The Emancipator was a newspaper created by Rothschild Francis in 1921 that focused on fighting social injustice and advocating for the working class in the U.S. Virgin Islands. Francis became well-known, for good and bad, among Virgin Islanders through his editorials he regularly published which attacked local military and political leaders. Throughout The Emancipator's run, it received multiple threats of censorship from local island officials. As Francis garnered increased notice, governmental authorities started mentioning him and fellow instigators in their communications to the President of the United States. In return, Francis wrote to President Calvin Coolidge in 1923 saying, "Politically we are peons...our people are without voice in the government that they form a part."

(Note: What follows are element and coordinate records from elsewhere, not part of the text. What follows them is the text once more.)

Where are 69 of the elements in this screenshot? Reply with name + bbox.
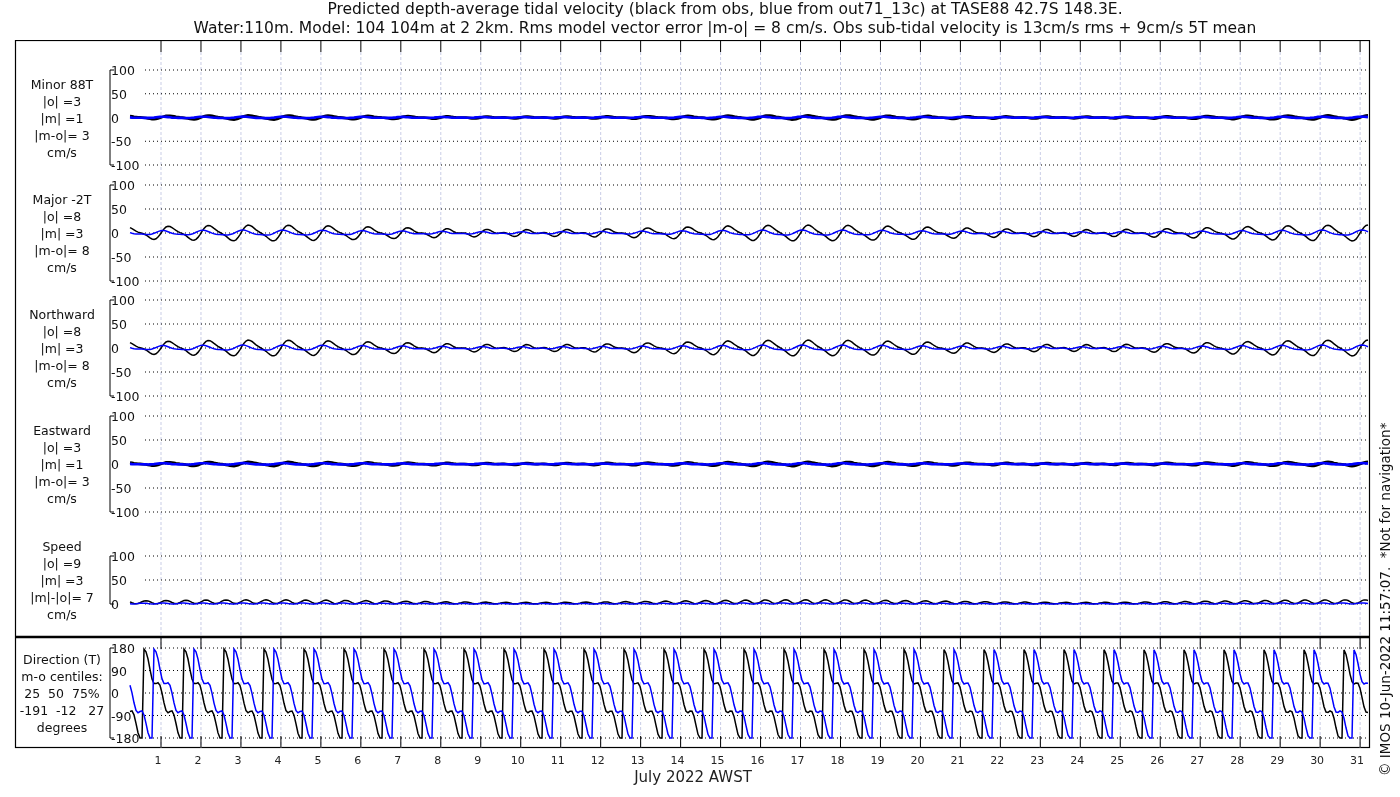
tick-label: 17	[790, 754, 805, 767]
tick-label: 100	[111, 293, 135, 308]
tick-label: 20	[910, 754, 925, 767]
tick-label: 31	[1350, 754, 1365, 767]
tick-label: 26	[1150, 754, 1165, 767]
tick-label: -50	[111, 365, 132, 380]
tick-label: 0	[111, 110, 119, 126]
tick-label: 3	[234, 754, 242, 767]
axis-label: Direction (T) m-o centiles: 25 50 75% -191 -12 27 degrees	[19, 652, 105, 735]
tick-label: 25	[1110, 754, 1125, 767]
tick-label: 2	[194, 754, 202, 767]
tick-label: 8	[434, 754, 442, 767]
tick-label: 15	[710, 754, 725, 767]
tick-label: 1	[154, 754, 162, 767]
tick-label: 50	[111, 433, 127, 448]
tick-label: -100	[111, 158, 140, 173]
tick-label: 30	[1310, 754, 1325, 767]
tick-label: 9	[474, 754, 482, 767]
tick-label: 29	[1270, 754, 1285, 767]
tick-label: 0	[111, 597, 119, 612]
tick-label: 14	[670, 754, 685, 767]
tick-label: 27	[1190, 754, 1205, 767]
tick-label: 50	[111, 317, 127, 332]
chart-title: Water:110m. Model: 104 104m at 2 2km. Rms model vector error |m-o| = 8 cm/s. Obs sub-tidal velocity is 13cm/s rms + 9cm/s 5T mean	[193, 19, 1257, 38]
tick-label: 6	[354, 754, 362, 767]
tick-label: 22	[990, 754, 1005, 767]
axis-label: Minor 88T |o| =3 |m| =1 |m-o|= 3 cm/s	[30, 76, 94, 160]
tick-label: -90	[111, 708, 132, 724]
tick-label: 5	[314, 754, 322, 767]
tick-label: -100	[111, 389, 140, 404]
axis-title: July 2022 AWST	[634, 768, 752, 786]
axis-label: Northward |o| =8 |m| =3 |m-o|= 8 cm/s	[29, 307, 95, 390]
tick-label: 12	[590, 754, 605, 767]
tick-label: 50	[111, 202, 127, 217]
axis-label: Eastward |o| =3 |m| =1 |m-o|= 3 cm/s	[33, 423, 91, 506]
tick-label: 23	[1030, 754, 1045, 767]
tick-label: 21	[950, 754, 965, 767]
tick-label: 28	[1230, 754, 1245, 767]
tick-label: 100	[111, 549, 135, 564]
tick-label: 100	[111, 63, 135, 78]
tick-label: 0	[111, 457, 119, 472]
tick-label: 100	[111, 178, 135, 193]
tick-label: -50	[111, 481, 132, 496]
tick-label: 19	[870, 754, 885, 767]
tick-label: 0	[111, 341, 119, 356]
tick-label: 90	[111, 663, 127, 679]
tick-label: 16	[750, 754, 765, 767]
tick-label: 100	[111, 409, 135, 424]
tick-label: 4	[274, 754, 282, 767]
tick-label: 10	[510, 754, 525, 767]
tick-label: 0	[111, 226, 119, 241]
tick-label: 0	[111, 686, 119, 701]
tick-label: -100	[111, 274, 140, 289]
tick-label: 13	[630, 754, 645, 767]
tick-label: -50	[111, 134, 132, 150]
axis-label: Speed |o| =9 |m| =3 |m|-|o|= 7 cm/s	[30, 539, 94, 622]
axis-label: Major -2T |o| =8 |m| =3 |m-o|= 8 cm/s	[32, 192, 92, 275]
tick-label: -100	[111, 505, 140, 520]
tick-label: 180	[111, 641, 135, 656]
tick-label: 11	[550, 754, 565, 767]
tick-label: 24	[1070, 754, 1085, 767]
tick-label: 18	[830, 754, 845, 767]
tick-label: 7	[394, 754, 402, 767]
tick-label: 50	[111, 86, 127, 102]
chart-title: Predicted depth-average tidal velocity (black from obs, blue from out71_13c) at TASE88 42.7S 148.3E.	[327, 0, 1123, 19]
tick-label: 50	[111, 573, 127, 588]
copyright-text: © IMOS 10-Jun-2022 11:57:07. *Not for navigation*	[1377, 422, 1393, 776]
tick-label: -50	[111, 250, 132, 265]
tick-label: -180	[111, 731, 140, 746]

=== Accused of criminal libel ===
For the next year, many islanders wrote to the paper in support of Francis' writings, but in 1924, Francis was accused of criminal libel, taken to court without the use of a jury, and sentenced to 30 days of imprisonment by Judge George Washington Williams. The sentencing came in response to an article posted in The Emancipator where Francis added a personal statement to the end of an incident summary involving local police claiming, "How long O Justice! How long!" While waiting for a decision on his appeal to the case, Francis made remarks about the case in an editorial in The Emancipator and was summoned once again by Williams and charged of being in contempt of the court. He was sentenced to another thirty days in prison.

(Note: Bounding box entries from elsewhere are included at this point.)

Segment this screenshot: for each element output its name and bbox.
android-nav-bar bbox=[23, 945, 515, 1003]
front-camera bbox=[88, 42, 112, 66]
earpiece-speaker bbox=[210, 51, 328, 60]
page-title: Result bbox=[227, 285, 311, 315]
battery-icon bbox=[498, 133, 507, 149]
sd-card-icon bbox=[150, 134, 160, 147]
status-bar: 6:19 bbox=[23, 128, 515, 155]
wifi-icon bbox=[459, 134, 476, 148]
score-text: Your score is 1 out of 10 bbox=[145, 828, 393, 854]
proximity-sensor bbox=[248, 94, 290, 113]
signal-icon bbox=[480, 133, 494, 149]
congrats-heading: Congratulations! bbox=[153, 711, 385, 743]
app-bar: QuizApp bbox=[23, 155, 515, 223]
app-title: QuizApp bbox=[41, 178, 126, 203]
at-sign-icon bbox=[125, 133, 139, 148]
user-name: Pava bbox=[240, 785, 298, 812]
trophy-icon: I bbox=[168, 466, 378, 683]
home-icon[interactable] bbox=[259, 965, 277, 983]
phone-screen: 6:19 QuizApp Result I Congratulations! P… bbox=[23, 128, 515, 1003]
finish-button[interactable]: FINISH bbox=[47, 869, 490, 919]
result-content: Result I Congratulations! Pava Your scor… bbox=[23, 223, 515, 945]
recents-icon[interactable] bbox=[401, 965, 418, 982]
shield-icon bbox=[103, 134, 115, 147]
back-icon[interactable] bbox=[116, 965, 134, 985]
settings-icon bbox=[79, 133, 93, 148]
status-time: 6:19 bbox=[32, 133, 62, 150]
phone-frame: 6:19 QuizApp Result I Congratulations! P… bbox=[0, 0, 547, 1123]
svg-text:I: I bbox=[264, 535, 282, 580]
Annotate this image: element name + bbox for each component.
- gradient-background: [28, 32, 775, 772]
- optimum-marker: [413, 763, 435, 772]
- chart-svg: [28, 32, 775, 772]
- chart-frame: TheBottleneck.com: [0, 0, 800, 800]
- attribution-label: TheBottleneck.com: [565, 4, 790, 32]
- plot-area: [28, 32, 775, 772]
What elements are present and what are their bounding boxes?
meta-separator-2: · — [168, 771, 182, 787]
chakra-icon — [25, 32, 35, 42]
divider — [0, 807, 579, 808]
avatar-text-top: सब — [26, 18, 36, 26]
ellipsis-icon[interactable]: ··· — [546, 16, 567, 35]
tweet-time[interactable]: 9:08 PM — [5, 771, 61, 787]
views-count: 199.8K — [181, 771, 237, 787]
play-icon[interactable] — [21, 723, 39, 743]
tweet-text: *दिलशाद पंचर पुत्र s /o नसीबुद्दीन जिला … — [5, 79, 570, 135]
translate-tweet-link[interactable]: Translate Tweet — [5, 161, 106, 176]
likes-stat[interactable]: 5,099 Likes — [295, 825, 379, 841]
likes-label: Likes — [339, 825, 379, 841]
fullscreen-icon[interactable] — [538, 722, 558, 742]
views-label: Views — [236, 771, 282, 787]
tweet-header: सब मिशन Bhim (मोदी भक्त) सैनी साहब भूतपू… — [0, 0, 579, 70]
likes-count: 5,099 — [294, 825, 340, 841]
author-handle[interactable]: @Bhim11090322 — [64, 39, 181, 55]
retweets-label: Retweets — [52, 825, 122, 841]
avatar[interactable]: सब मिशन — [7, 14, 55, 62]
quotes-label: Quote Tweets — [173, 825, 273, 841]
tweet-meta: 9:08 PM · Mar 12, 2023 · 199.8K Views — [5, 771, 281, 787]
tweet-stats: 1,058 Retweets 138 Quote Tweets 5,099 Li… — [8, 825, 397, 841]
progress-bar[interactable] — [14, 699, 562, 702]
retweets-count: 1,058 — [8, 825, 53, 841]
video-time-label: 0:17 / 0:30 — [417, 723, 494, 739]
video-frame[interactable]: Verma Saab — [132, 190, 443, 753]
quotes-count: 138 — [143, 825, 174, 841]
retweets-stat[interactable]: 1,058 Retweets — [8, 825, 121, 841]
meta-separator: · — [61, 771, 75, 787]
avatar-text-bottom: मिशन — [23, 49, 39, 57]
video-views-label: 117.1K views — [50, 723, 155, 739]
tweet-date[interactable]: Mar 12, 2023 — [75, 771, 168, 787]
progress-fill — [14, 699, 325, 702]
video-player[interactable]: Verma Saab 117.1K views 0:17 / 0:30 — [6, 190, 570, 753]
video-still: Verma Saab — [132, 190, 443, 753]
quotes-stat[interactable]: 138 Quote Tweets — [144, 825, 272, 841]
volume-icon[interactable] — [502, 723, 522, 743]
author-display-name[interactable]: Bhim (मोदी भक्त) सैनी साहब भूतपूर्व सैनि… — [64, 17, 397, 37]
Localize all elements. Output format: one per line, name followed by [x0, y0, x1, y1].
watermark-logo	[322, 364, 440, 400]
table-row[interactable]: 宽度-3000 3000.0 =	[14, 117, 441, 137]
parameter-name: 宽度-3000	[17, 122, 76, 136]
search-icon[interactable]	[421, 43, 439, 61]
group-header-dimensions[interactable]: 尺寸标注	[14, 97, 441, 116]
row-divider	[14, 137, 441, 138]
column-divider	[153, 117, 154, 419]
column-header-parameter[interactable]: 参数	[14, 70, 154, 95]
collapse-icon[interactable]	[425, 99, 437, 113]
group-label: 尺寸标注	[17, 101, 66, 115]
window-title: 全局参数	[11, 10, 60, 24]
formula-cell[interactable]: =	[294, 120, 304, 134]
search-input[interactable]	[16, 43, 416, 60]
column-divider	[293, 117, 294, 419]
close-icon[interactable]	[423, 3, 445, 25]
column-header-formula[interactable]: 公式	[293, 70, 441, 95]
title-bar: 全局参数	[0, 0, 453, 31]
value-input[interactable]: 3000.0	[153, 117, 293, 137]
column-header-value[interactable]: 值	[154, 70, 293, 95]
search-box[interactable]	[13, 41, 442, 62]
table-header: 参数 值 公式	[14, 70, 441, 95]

=== Deportation of editor Thomas F. H. Morenga-Bonaparte ===
Another incident involving The Emancipator happened in 1922, when Virgin Island native Thomas F. H. Morenga-Bonaparte published an article stating, "It is no gainsaying the fact that something is wrong with our Police Department; of course we cannot rightly use the word force, for we would be wrong in so doing. A police force is made up not only of men with heads and wearing stripes, badges, uniforms, or civilian clothes; but brains in the men's heads coupled with discretion are the main factors of such a responsible body...The holes in the police department should be darned." A Police Commission was held soon after where after a month of questioning the defendant, Captain Henry Hughes Hough signed an order of deportation. When questioned by a local reporter on the legitimacy of a deportation of an island native, Hughes declined to comment.

=== Famous quote ===
In 1925, Francis wrote perhaps, his most famous quote in The Emancipator when he wrote, "Our population is Negro. The officials are white – white Americans. There's the trouble in a nut-shell...We want no form of government which is HALF CIVIL AND HALF NAVAL. We want a purely civil form of American insular government. We want U.S. Citizenship. We will be content with nothing less." Recognizing the racial challenges confronting Virgin Islanders, he maintained the conviction that democratic empowerment held the key to addressing these issues. He persisted in his argument that self-governance for Virgin Islanders would pave the way for equality and tranquility.

== Legacy ==

=== Senate pardon ===
Rothschild Francis was accused of and sentenced for numerous crimes, most of which were a result of him being the enemy of the U.S. Naval Judge George Washington Williams in the Virgin Islands. Francis was sent to jail several times over things ranging from libel to contempt of court to supposed embezzlement. On October 17, 2022, the Senate petitioned United States President Joe Biden to posthumously pardon Francis of the accusations against him. The petition was led by Senator Alma Francis Heyliger. The resolution to petition was approved December 22, 2022, after an amendment forwarded the petition towards the governor of the Virgin Islands instead of the President.

=== Memorials ===
On April 6, 1942, a famous local square in the Virgin Islands where Francis frequently gave his public speeches was renamed in his honor to Rothschild Francis Market Square. In 2013, major archaeological developments were halted due to the importance of Rothschild Francis Market Square. In 1990, a life-size bronze statue of Francis was erected in a local park to commemorate the achievements that Francis for the progress of civil rights in the U.S. Virgin Islands.